Family takes advantage of no-till farming
Staff writer
Lewis Unruh started using no-till farming with his father in 1996 and he has watched the practice grow in popularity since then.
“It’s more than niche farming at this point,” he said. “In the mid-1990s was when it, all at once, became more practical.”
Lewis continues the practice on his farm near Peabody with the help of son Jason.
“Any time there are two different generations working in a business we bring perspective,” Jason said.
“One thing my grandpa and dad both instilled in me was the ground we have is the only land we have. They’re not making any more.”
No-till farming decreases how much soil washes away during flooding, Lewis said.

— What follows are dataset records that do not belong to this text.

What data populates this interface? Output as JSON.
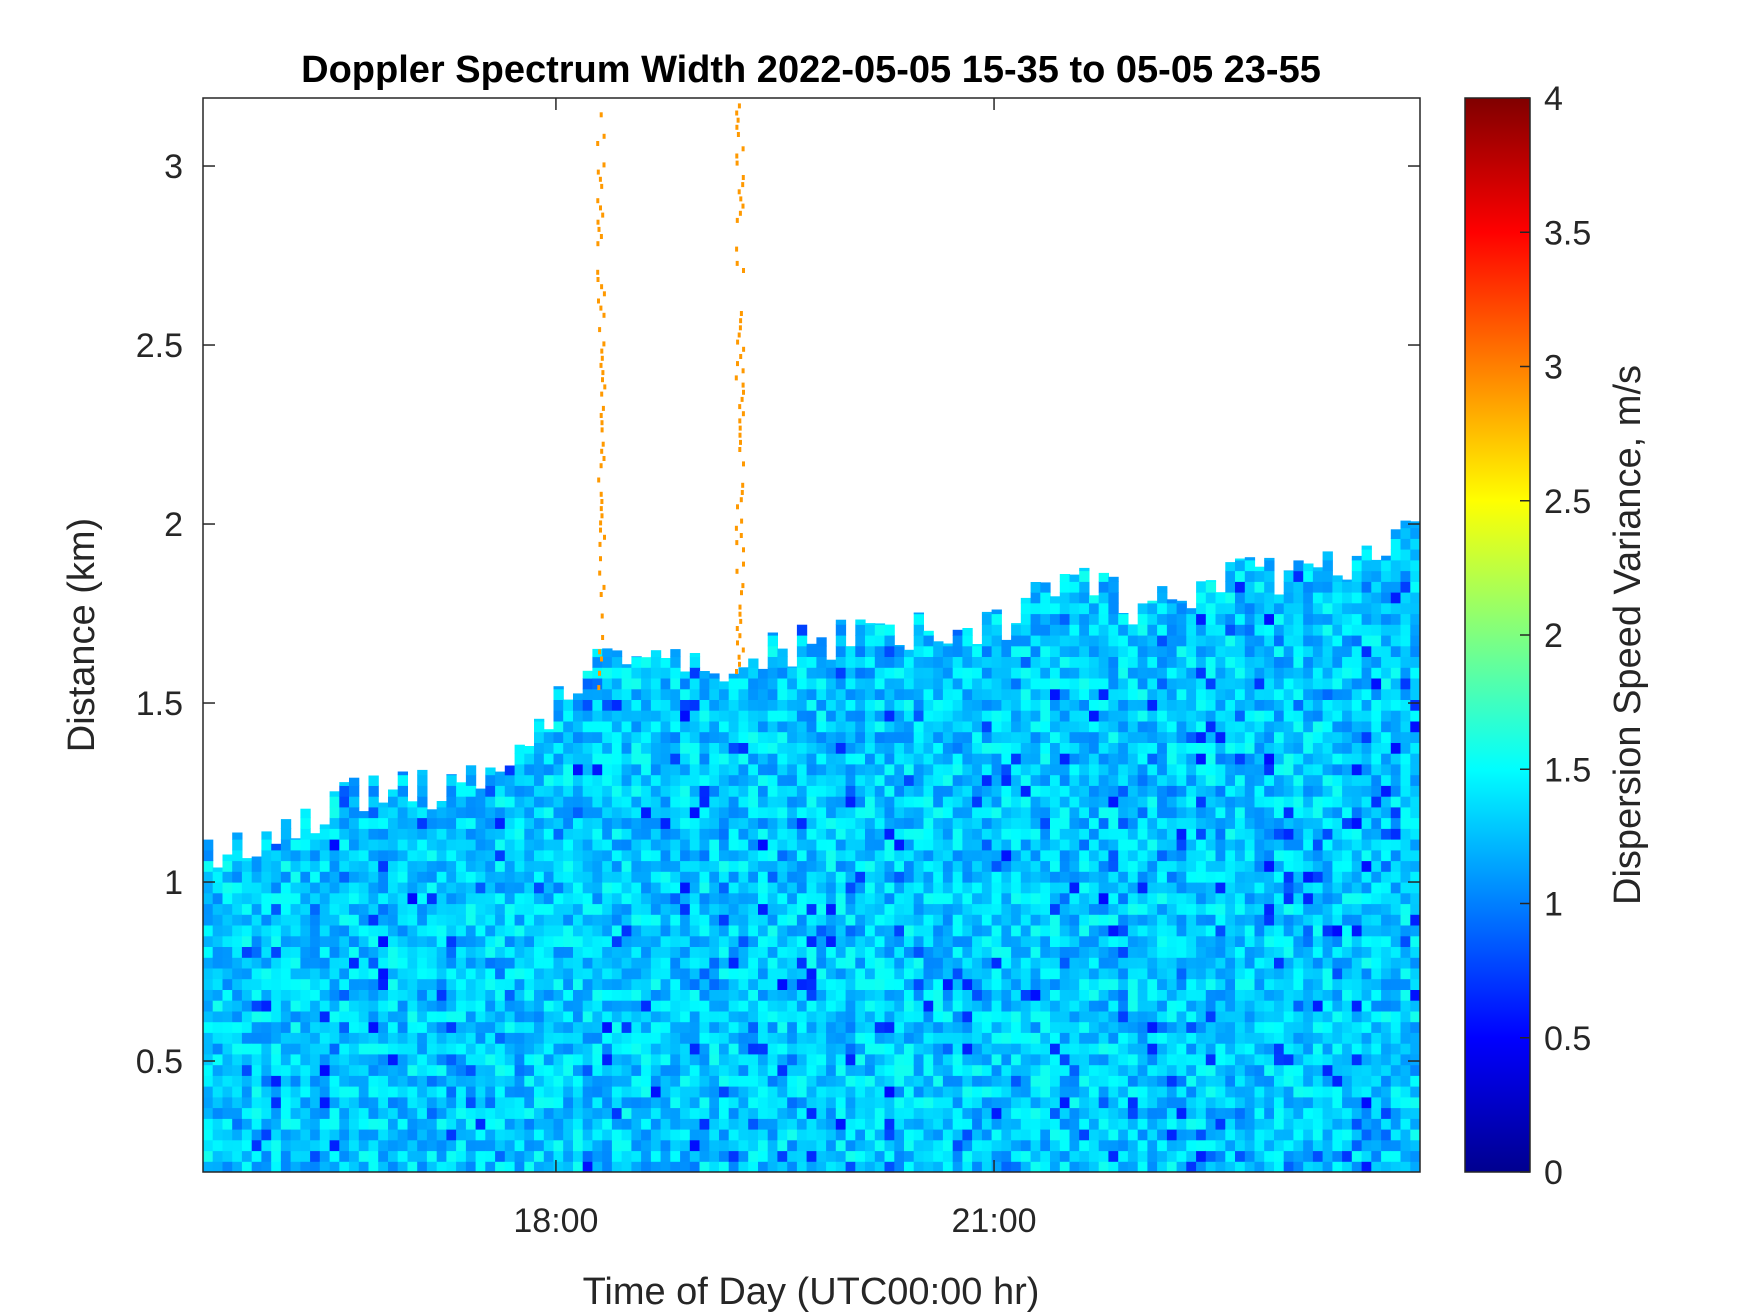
{
  "chart_data": {
    "type": "heatmap",
    "title": "Doppler Spectrum Width 2022-05-05 15-35 to 05-05 23-55",
    "xlabel": "Time of Day (UTC00:00 hr)",
    "ylabel": "Distance (km)",
    "colorbar_label": "Dispersion Speed Variance, m/s",
    "colormap": "jet",
    "xlim": [
      "15:35",
      "23:55"
    ],
    "x_ticks": [
      "18:00",
      "21:00"
    ],
    "ylim": [
      0.19,
      3.19
    ],
    "y_ticks": [
      0.5,
      1,
      1.5,
      2,
      2.5,
      3
    ],
    "clim": [
      0,
      4
    ],
    "colorbar_ticks": [
      0,
      0.5,
      1,
      1.5,
      2,
      2.5,
      3,
      3.5,
      4
    ],
    "background_color": "#ffffff",
    "no_data_color": "#ffffff",
    "signal_top_km": [
      {
        "time": "15:35",
        "km": 1.1
      },
      {
        "time": "16:00",
        "km": 1.1
      },
      {
        "time": "16:30",
        "km": 1.25
      },
      {
        "time": "17:00",
        "km": 1.25
      },
      {
        "time": "17:30",
        "km": 1.3
      },
      {
        "time": "17:50",
        "km": 1.45
      },
      {
        "time": "18:15",
        "km": 1.6
      },
      {
        "time": "19:00",
        "km": 1.6
      },
      {
        "time": "19:30",
        "km": 1.65
      },
      {
        "time": "20:00",
        "km": 1.68
      },
      {
        "time": "20:30",
        "km": 1.7
      },
      {
        "time": "21:00",
        "km": 1.72
      },
      {
        "time": "21:30",
        "km": 1.85
      },
      {
        "time": "22:00",
        "km": 1.75
      },
      {
        "time": "22:30",
        "km": 1.85
      },
      {
        "time": "23:00",
        "km": 1.85
      },
      {
        "time": "23:30",
        "km": 1.9
      },
      {
        "time": "23:55",
        "km": 2.0
      }
    ],
    "typical_value_ms": 1.3,
    "high_value_bands": [
      {
        "time": "18:18",
        "value_ms": 2.9
      },
      {
        "time": "19:15",
        "value_ms": 2.9
      }
    ]
  }
}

“When I was a kid, those places where the creek was over might have washed the dirt away as deep as we worked the ground,” he said. “Anything loose, could have been anywhere from three to five inches of dirt, would have washed away.”
The matter isn’t as simple as stopping tillage, and proper crop rotation is especially important since it introduces nutrients back into the soil, Lewis said.

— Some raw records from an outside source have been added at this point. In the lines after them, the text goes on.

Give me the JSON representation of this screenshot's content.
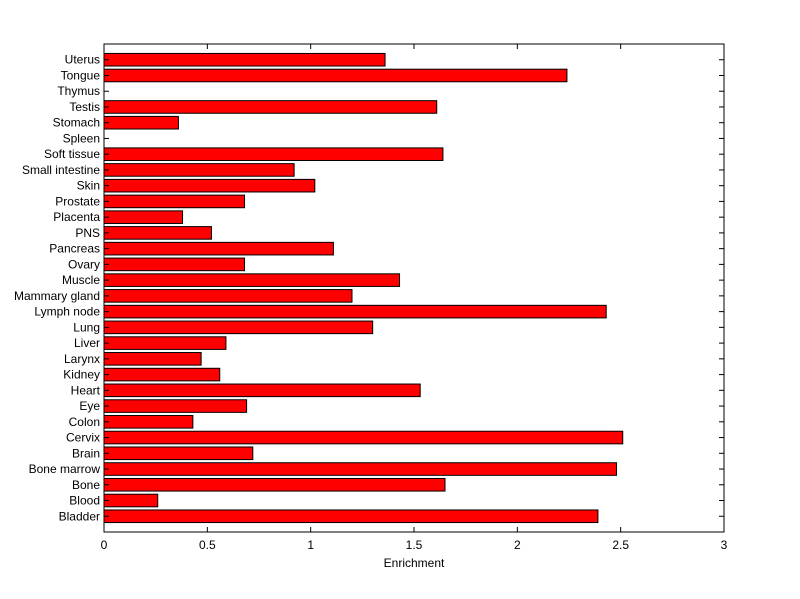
{
  "chart_data": {
    "type": "bar",
    "orientation": "horizontal",
    "title": "",
    "xlabel": "Enrichment",
    "ylabel": "",
    "xlim": [
      0,
      3
    ],
    "xticks": [
      "0",
      "0.5",
      "1",
      "1.5",
      "2",
      "2.5",
      "3"
    ],
    "grid": false,
    "bar_color": "#ff0000",
    "categories": [
      "Bladder",
      "Blood",
      "Bone",
      "Bone marrow",
      "Brain",
      "Cervix",
      "Colon",
      "Eye",
      "Heart",
      "Kidney",
      "Larynx",
      "Liver",
      "Lung",
      "Lymph node",
      "Mammary gland",
      "Muscle",
      "Ovary",
      "Pancreas",
      "PNS",
      "Placenta",
      "Prostate",
      "Skin",
      "Small intestine",
      "Soft tissue",
      "Spleen",
      "Stomach",
      "Testis",
      "Thymus",
      "Tongue",
      "Uterus"
    ],
    "values": [
      2.39,
      0.26,
      1.65,
      2.48,
      0.72,
      2.51,
      0.43,
      0.69,
      1.53,
      0.56,
      0.47,
      0.59,
      1.3,
      2.43,
      1.2,
      1.43,
      0.68,
      1.11,
      0.52,
      0.38,
      0.68,
      1.02,
      0.92,
      1.64,
      0,
      0.36,
      1.61,
      0,
      2.24,
      1.36
    ]
  }
}
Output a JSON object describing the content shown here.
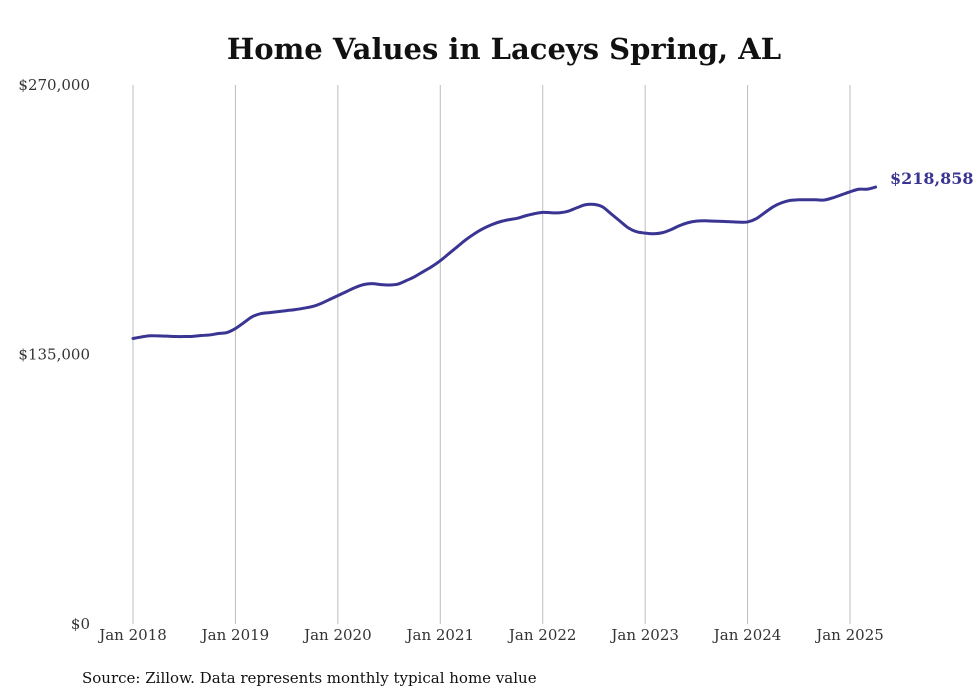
{
  "chart_data": {
    "type": "line",
    "title": "Home Values in Laceys Spring, AL",
    "source_note": "Source: Zillow. Data represents monthly typical home value",
    "ylim": [
      0,
      270000
    ],
    "yticks": [
      {
        "value": 0,
        "label": "$0"
      },
      {
        "value": 135000,
        "label": "$135,000"
      },
      {
        "value": 270000,
        "label": "$270,000"
      }
    ],
    "xticks": [
      {
        "value": "2018-01",
        "label": "Jan 2018"
      },
      {
        "value": "2019-01",
        "label": "Jan 2019"
      },
      {
        "value": "2020-01",
        "label": "Jan 2020"
      },
      {
        "value": "2021-01",
        "label": "Jan 2021"
      },
      {
        "value": "2022-01",
        "label": "Jan 2022"
      },
      {
        "value": "2023-01",
        "label": "Jan 2023"
      },
      {
        "value": "2024-01",
        "label": "Jan 2024"
      },
      {
        "value": "2025-01",
        "label": "Jan 2025"
      }
    ],
    "grid": "vertical",
    "line_color": "#3a3592",
    "end_label": "$218,858",
    "series": [
      {
        "x": [
          "2018-01",
          "2018-02",
          "2018-03",
          "2018-04",
          "2018-05",
          "2018-06",
          "2018-07",
          "2018-08",
          "2018-09",
          "2018-10",
          "2018-11",
          "2018-12",
          "2019-01",
          "2019-02",
          "2019-03",
          "2019-04",
          "2019-05",
          "2019-06",
          "2019-07",
          "2019-08",
          "2019-09",
          "2019-10",
          "2019-11",
          "2019-12",
          "2020-01",
          "2020-02",
          "2020-03",
          "2020-04",
          "2020-05",
          "2020-06",
          "2020-07",
          "2020-08",
          "2020-09",
          "2020-10",
          "2020-11",
          "2020-12",
          "2021-01",
          "2021-02",
          "2021-03",
          "2021-04",
          "2021-05",
          "2021-06",
          "2021-07",
          "2021-08",
          "2021-09",
          "2021-10",
          "2021-11",
          "2021-12",
          "2022-01",
          "2022-02",
          "2022-03",
          "2022-04",
          "2022-05",
          "2022-06",
          "2022-07",
          "2022-08",
          "2022-09",
          "2022-10",
          "2022-11",
          "2022-12",
          "2023-01",
          "2023-02",
          "2023-03",
          "2023-04",
          "2023-05",
          "2023-06",
          "2023-07",
          "2023-08",
          "2023-09",
          "2023-10",
          "2023-11",
          "2023-12",
          "2024-01",
          "2024-02",
          "2024-03",
          "2024-04",
          "2024-05",
          "2024-06",
          "2024-07",
          "2024-08",
          "2024-09",
          "2024-10",
          "2024-11",
          "2024-12",
          "2025-01",
          "2025-02",
          "2025-03",
          "2025-04"
        ],
        "values": [
          143000,
          143800,
          144400,
          144300,
          144200,
          144000,
          144000,
          144100,
          144500,
          144800,
          145500,
          146000,
          148000,
          151000,
          154000,
          155500,
          156000,
          156500,
          157000,
          157500,
          158200,
          159000,
          160500,
          162500,
          164500,
          166500,
          168500,
          170000,
          170500,
          170000,
          169800,
          170200,
          172000,
          174000,
          176500,
          179000,
          182000,
          185500,
          189000,
          192500,
          195500,
          198000,
          200000,
          201500,
          202500,
          203200,
          204500,
          205500,
          206200,
          206000,
          206000,
          206800,
          208500,
          210000,
          210200,
          209000,
          205500,
          202000,
          198500,
          196500,
          195800,
          195500,
          196000,
          197500,
          199500,
          201000,
          201800,
          202000,
          201800,
          201700,
          201500,
          201300,
          201400,
          203000,
          206000,
          209000,
          211000,
          212200,
          212500,
          212500,
          212500,
          212400,
          213500,
          215000,
          216500,
          217800,
          217800,
          218858
        ]
      }
    ]
  }
}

“That’s why we went to no-till,” he said. “You keep the residue there to help out on erosion, and now our cover crops are cash crops.”
Tilling might have made more sense when their ancestors were working with topsoil, but Lewis said his goal now is to make the subsoil healthier.
“They worked with what they had, and we’re working with what we have,” Lewis said. “Fifty years from now, people might think what we’re doing is crazy.”
Still, Lewis doesn’t regard his methods as absolute because he sees them as situational differences from farmer to farmer.
“They might not do exactly what I do and it doesn’t work for them,” he said.
“Then I’d feel bad about leading somebody down the wrong path, but we think we’re on the right path and it works for us.”
The development of Roundup resistant crops in the mid-’90s aided the popularity of no-till methods, Lewis said.
“We played around with it a little before that, but we couldn’t put the whole system together,” he said. “We didn’t know how at that point.”
It also helped the Unruhs that they met with a crop consultant before making the switch and discussed details like which herbicides to use.
No-till has changed some of Lewis’ practices but winter remains a down time as long as the cover crop can form a base.
“One of my goals is that we drive across the field and can’t see the bare dirt because there’s enough residue or something growing there to cover it up,” he said. “It’s pretty hard to get to that point.”